🤖 AI Summary
This work addresses the challenges of detail distortion and color inaccuracies in RGB-to-RAW reconstruction, which arise from the ill-posed nature of inverse ISP modeling and RGB quantization. To overcome these issues, the authors propose a generative reconstruction framework based on deterministic flow matching. The approach formulates the reconstruction process as vector field transport in a latent space and introduces two key innovations: a cross-scale context-guided module and a dual-domain latent autoencoder with feature alignment constraints. These components collectively enhance the stability and fidelity of the reconstruction. Experimental results demonstrate that the proposed method outperforms current state-of-the-art approaches in both quantitative metrics and visual quality, achieving significant improvements in structural detail preservation and color fidelity.
📝 Abstract
RGB-to-RAW reconstruction, or the reverse modeling of a camera Image Signal Processing (ISP) pipeline, aims to recover high-fidelity RAW data from RGB images. Despite notable progress, existing learning-based methods typically treat this task as a direct regression objective and struggle with detail inconsistency and color deviation, due to the ill-posed nature of inverse ISP and the inherent information loss in quantized RGB images. To address these limitations, we pioneer a generative perspective by reformulating RGB-to-RAW reconstruction as a deterministic latent transport problem and introduce a novel framework named RAW-Flow, which leverages flow matching to learn a deterministic vector field in latent space, to effectively bridge the gap between RGB and RAW representations and enable accurate reconstruction of structural details and color information.

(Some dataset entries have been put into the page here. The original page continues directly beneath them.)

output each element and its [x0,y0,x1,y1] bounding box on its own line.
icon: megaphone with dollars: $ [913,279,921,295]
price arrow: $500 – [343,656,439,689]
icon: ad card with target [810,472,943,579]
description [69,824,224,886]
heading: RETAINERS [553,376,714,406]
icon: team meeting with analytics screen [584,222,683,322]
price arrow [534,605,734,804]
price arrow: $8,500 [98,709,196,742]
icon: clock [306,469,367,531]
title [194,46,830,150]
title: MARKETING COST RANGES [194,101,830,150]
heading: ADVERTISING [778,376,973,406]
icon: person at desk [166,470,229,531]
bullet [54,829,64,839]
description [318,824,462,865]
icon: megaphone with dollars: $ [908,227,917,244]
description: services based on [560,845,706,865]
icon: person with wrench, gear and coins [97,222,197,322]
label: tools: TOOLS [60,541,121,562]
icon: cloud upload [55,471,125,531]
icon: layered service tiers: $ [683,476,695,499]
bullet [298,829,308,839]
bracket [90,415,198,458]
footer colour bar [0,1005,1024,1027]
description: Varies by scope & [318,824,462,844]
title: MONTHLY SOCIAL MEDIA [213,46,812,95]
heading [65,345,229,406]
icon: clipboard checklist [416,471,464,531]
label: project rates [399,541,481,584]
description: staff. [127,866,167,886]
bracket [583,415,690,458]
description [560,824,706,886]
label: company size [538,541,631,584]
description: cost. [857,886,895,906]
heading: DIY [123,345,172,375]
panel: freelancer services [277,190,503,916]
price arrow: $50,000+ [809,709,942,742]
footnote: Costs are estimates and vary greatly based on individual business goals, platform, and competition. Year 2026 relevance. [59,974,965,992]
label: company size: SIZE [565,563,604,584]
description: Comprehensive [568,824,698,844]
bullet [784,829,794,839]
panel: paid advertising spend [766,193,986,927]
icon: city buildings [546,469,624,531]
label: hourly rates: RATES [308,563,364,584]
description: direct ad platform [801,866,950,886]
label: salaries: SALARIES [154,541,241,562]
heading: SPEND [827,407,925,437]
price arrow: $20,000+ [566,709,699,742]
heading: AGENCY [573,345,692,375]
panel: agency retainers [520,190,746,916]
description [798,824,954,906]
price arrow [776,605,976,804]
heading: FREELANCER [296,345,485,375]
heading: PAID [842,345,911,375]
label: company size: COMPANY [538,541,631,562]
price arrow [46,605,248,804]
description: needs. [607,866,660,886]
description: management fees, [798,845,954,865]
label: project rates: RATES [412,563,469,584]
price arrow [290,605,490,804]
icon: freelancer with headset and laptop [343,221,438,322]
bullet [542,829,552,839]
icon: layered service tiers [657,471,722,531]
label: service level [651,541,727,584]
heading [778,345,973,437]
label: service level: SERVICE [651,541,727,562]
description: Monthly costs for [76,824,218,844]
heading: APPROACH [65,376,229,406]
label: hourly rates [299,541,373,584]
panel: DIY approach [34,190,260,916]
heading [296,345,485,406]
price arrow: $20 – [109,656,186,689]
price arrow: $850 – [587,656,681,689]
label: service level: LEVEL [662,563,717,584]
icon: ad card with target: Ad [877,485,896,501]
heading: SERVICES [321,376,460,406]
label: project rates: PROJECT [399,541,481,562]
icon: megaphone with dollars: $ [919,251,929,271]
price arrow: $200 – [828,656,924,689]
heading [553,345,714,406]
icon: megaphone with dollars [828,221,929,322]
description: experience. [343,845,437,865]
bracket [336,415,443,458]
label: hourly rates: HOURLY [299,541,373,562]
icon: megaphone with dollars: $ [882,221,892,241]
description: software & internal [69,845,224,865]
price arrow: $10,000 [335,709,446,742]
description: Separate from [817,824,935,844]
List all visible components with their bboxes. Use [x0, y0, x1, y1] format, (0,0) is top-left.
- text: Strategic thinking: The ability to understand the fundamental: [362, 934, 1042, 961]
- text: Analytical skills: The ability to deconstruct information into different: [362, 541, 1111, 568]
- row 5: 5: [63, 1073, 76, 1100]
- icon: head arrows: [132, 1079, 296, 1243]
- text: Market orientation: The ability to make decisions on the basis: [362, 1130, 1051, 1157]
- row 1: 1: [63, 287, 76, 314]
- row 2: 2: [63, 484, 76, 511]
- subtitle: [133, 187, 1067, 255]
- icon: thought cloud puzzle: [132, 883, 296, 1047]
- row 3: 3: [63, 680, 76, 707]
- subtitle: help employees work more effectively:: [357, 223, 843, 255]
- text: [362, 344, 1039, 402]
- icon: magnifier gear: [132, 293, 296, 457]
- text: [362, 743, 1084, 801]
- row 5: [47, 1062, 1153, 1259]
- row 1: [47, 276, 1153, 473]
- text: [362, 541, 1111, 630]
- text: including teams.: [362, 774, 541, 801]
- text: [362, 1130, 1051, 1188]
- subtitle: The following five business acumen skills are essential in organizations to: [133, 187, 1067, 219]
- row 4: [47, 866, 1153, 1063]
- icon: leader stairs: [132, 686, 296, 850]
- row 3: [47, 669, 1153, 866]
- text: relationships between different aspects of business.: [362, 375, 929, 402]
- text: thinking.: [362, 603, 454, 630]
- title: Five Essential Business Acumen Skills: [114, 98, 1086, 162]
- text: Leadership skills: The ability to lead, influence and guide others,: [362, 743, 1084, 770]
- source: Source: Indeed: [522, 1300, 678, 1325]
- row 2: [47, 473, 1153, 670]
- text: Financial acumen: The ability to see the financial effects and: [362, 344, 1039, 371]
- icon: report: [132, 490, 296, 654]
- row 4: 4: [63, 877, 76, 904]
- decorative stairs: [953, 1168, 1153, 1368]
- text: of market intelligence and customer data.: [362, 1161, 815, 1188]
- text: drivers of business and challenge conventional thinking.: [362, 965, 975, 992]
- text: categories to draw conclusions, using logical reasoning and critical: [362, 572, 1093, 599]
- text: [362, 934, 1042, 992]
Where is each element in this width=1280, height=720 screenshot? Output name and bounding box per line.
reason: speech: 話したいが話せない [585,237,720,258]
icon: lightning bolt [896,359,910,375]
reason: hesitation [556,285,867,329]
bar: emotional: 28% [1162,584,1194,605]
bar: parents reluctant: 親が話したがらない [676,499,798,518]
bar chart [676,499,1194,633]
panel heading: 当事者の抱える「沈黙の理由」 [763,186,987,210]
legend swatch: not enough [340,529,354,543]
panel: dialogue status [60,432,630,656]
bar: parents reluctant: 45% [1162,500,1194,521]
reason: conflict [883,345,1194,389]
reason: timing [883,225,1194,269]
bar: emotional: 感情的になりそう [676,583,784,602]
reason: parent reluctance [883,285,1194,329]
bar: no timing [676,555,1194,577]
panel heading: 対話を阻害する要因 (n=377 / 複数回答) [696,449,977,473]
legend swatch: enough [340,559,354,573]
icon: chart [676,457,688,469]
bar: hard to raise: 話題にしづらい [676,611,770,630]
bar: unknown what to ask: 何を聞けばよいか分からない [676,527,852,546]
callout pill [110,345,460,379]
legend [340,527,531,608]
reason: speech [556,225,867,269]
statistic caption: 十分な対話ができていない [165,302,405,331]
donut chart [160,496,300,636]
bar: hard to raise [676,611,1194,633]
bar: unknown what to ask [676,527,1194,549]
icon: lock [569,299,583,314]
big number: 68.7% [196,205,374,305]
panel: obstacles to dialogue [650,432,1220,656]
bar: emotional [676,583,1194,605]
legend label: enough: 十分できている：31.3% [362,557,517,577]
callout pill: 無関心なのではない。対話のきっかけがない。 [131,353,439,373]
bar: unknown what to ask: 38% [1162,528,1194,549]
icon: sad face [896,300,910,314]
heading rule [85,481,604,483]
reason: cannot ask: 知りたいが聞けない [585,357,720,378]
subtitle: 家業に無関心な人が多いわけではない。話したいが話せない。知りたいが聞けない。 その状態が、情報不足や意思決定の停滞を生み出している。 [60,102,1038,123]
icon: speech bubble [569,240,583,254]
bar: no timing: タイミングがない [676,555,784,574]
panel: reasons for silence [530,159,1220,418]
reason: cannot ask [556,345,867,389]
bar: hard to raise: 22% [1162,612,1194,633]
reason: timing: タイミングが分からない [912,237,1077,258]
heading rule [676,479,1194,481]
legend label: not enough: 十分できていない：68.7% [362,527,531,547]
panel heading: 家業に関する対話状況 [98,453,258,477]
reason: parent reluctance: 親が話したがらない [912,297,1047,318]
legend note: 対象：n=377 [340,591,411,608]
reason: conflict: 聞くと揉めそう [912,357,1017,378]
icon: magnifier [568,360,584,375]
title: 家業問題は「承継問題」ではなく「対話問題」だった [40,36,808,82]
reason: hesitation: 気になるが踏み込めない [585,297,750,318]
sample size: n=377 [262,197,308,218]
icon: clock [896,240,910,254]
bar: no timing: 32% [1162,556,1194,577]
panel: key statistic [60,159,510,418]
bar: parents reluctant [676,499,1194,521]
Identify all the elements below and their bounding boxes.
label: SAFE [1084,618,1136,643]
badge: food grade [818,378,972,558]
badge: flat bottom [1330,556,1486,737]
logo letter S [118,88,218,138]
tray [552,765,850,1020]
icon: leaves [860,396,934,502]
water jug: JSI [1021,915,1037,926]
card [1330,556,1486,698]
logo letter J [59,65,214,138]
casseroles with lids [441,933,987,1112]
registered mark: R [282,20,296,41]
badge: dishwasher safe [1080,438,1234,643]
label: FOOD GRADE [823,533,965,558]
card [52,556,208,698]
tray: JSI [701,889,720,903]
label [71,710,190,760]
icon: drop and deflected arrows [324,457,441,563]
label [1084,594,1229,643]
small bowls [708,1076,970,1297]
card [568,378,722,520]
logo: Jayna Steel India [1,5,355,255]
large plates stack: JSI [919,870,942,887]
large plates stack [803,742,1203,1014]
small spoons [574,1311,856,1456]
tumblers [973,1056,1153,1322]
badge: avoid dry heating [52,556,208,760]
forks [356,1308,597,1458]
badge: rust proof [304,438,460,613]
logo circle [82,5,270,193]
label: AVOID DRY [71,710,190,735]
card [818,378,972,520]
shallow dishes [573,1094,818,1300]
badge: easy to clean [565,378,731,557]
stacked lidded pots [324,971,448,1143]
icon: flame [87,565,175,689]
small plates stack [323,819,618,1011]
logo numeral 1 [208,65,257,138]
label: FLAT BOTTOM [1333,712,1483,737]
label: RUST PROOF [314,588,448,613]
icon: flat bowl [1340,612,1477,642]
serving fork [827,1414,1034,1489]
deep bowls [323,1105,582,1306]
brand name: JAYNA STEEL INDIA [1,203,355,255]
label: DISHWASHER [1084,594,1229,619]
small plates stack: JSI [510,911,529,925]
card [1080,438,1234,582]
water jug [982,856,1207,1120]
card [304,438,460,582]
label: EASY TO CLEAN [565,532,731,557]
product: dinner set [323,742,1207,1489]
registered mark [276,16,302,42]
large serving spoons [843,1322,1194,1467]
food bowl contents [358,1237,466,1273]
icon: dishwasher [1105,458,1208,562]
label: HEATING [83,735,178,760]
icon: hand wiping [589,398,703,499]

To further enhance latent transport, we introduce a cross-scale context guidance module that injects hierarchical RGB features into the flow estimation process. Moreover, we design a dual-domain latent autoencoder with a feature alignment constraint to support the proposed latent transport framework, which jointly encodes RGB and RAW inputs while promoting stable training and high-fidelity reconstruction. Extensive experiments demonstrate that RAW-Flow outperforms state-of-the-art approaches both quantitatively and visually.